About a month into a project I decided to make a change to a process and was promptly yelled at by a co-worker.
If you’re a changemaker pushing to upset the status quo this probably has or will happen to you at some point. That doesn’t make it easy to deal with. I walked into my mentor’s office, visibly upset, and told her what happened. Her response? “You did the right thing. Act like a duck and let other people’s comments flow right off you.”
Trying to enact change can be emotional draining. Overcoming resistance always requires more work than going with the flow. If you’re trying to change a culture that’s drastically different from your own you may also be constantly questioning your own beliefs. “Am I crazy or does this not seem right/efficient/customer-centric/fill in the blank?”
How to survive
To avoid burnout you need to find a support group. Sometimes in a change initiative it can feel like you are being fired at from all sides. Having someone in the trenches with you watching your back, whom you can commiserate and strategize with is key.

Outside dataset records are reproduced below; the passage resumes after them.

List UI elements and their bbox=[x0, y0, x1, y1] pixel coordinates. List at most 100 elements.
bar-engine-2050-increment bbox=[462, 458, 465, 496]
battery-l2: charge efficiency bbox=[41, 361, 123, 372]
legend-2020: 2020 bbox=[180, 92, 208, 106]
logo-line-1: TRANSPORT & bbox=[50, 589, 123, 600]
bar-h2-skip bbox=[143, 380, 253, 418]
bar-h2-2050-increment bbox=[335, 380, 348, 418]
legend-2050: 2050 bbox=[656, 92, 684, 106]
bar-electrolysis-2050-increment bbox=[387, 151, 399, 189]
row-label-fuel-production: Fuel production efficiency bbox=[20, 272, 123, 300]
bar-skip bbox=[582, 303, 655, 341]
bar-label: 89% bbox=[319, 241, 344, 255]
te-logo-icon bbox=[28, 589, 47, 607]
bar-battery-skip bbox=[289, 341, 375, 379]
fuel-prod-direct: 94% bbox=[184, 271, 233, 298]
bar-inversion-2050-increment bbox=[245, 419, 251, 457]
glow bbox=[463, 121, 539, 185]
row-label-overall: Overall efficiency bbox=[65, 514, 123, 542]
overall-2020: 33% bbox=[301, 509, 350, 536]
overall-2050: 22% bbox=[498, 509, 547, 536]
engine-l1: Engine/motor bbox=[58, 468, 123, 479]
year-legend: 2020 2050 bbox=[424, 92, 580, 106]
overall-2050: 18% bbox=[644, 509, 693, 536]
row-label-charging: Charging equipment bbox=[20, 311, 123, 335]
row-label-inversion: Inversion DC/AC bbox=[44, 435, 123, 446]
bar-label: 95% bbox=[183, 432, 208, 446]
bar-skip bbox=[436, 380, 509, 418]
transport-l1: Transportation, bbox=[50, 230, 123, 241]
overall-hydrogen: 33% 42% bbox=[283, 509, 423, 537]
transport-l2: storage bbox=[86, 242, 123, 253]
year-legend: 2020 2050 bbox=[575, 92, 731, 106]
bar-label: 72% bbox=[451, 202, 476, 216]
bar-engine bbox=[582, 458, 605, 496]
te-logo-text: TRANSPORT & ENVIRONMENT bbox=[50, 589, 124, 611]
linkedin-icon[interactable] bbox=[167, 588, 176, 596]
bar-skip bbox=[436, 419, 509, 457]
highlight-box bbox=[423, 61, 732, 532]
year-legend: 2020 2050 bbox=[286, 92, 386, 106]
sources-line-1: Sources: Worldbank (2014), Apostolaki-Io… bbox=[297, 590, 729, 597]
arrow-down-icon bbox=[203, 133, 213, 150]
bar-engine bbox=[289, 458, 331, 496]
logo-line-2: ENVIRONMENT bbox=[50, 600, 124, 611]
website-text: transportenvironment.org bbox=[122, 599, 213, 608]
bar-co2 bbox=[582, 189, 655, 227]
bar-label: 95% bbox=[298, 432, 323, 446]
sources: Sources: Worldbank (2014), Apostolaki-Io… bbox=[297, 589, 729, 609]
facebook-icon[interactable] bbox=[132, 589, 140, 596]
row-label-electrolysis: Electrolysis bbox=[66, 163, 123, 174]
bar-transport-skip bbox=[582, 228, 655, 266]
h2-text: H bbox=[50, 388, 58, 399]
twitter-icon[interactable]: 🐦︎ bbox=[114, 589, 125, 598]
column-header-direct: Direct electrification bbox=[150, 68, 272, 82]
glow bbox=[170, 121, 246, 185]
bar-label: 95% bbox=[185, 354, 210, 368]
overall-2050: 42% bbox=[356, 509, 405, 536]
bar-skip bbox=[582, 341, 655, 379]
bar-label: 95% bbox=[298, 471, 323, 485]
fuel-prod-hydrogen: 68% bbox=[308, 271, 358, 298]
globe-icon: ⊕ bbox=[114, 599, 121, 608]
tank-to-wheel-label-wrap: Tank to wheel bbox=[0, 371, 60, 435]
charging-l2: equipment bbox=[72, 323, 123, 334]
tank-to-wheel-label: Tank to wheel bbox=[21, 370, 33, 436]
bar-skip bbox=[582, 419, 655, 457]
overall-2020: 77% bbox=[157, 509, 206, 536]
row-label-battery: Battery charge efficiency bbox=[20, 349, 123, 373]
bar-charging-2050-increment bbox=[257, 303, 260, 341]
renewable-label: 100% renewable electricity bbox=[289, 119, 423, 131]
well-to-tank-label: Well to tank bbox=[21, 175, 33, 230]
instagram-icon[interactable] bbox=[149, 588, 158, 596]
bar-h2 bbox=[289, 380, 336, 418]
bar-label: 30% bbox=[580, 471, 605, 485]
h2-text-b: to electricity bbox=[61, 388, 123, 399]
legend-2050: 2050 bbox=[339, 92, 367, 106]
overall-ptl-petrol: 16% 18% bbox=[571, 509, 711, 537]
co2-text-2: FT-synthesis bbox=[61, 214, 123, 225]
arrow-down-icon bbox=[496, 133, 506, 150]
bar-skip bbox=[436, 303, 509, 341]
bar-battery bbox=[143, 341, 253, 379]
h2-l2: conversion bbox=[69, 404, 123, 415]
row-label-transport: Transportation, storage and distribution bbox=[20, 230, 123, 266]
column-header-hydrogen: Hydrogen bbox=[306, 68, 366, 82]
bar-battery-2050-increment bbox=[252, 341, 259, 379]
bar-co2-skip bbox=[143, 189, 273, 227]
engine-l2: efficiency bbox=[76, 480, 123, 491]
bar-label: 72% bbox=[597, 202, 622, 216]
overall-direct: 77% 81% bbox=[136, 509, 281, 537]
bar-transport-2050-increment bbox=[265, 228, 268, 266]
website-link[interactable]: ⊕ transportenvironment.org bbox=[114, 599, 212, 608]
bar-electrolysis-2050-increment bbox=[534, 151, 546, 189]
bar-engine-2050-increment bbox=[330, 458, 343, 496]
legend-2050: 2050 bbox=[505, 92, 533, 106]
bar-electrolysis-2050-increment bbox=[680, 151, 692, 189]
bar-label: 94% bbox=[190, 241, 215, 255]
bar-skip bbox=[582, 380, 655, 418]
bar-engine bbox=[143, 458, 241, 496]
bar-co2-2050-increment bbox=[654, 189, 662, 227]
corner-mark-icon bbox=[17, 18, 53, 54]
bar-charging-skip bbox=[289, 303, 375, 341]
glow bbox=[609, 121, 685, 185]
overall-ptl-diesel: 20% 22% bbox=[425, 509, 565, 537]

Your non-work life is important too. In school I was always into group activities, soccer, theater, sailing. Once I started working in larger organizations I realized that individual hobbies helped provide balance. While cooking, running, reading, or doing DIY projects, my goals, success and progress were completely within my control. All of you Type-A (Type Awesome) out there working in large organizations will understand. 🙂
Also, act like a duck. Write down your beliefs and goals for the new organization and star the ones that are non-negotiable. Don’t let negative reactions sway you but examine them and see if you could have communicated your decision/thoughts/actions differently or timed them differently. I found John Kotter’s book “Leading Change” to be extremely helpful to understand why an initiative was successful or not and how to keep the momentum going.
It will get better. As change takes hold the people who resisted at first may become your biggest allies.